И вот, спустя минут пять, когда я основательно накрутила себя этими бесчисленными вопросами, мне вдруг пришла в голову мысль: ой, а что, если он и не собирался целовать меня, а я тут придумала и накрутила?
Я даже рассмеялась от этой мысли; мне вторил его тихий, непривычный смех, который было так странно слушать с такой позиции — его легкие были слишком близко к моему уху, и я чувствовала вибрацию его смеха щекой, что было очень забавно и необычно.
— Повеселела наконец? — мягко спросил он.
Мне неожиданно захотелось рассказать ему, о чем я думала; но я подавила это желание и просто отстранилась, не осмеливаясь смотреть на него прямо. Однако взгляды искоса так и пробивались сквозь мою показную невозмутимость — мое любопытство никуда не делось.

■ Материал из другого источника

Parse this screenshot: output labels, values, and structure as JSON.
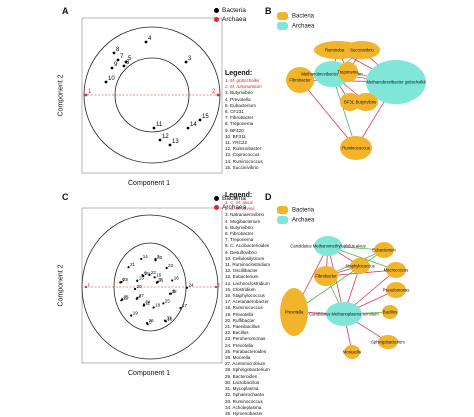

— Ты знаешь, — вдруг продолжил он вроде бы уже закрытую тему, — я ведь даже нашел себе такие благородные объяснения. Мол, надо вас с Лонгреном защитить. Мол, замужем за мной ты будешь в безопасности. Ни в чем не будешь нуждаться. Я же буду так о тебе заботиться. И меня так обозлило, знаешь, когда ты предложила петь и стирать. Это было так… обидно… — слова так и лились из него, и я не смела прервать. — Ты не хотела быть обязанной мне, ни в чем. Не хотела просто попросить у меня денег; ты была готова умолять, чтобы мы забрали заявление, — но не попросить денег на штраф. И меня так обозлило, что у тебя нет денег даже на такую мелочь, что ты должна во всем себе отказывать, что ты готова выполнять самую грязную работу, если наступит нужда… а я ведь мог, мог — от всего этого тебя защитить.
Он замолчал, и я попыталась его ободрить:
— Да, в такой трактовке и впрямь выглядит несколько… пригляднее. Не думай, что я не заметила. Просто…
— Просто я тебе отвратителен, да, — легко и насмешливо согласился он. — Я помню, ты всегда в ужасе уворачивалась от моих рук.
Наверно, это был тот момент, когда было бы удачно сказать, что я всего пару минут назад думала о поцелуях с ним, но я слишком смутилась, чтобы быть столь откровенной. Все, на что я нашла в себе силы — заверить его:
— Ты вовсе не отвратителен, Хин.
Он заинтересовано бросил на меня взгляд:
— В самом деле? То-то ты от меня шарахаешься с самого твоего приезда?
Я покраснела неудержимо и отвернулась.
— Это не поэтому, — пробормотала я.
Он снова придвинулся ко мне и настойчиво спросил:
— А почему тогда?
Рассказать было сложно, но он был честен со мной, и нужно было ответить тем же.
— Понимаешь, Хин, — попыталась объяснить я, — я же всю жизнь думала, что любовь... любовь, это… — слова закончились внезапно и категорически.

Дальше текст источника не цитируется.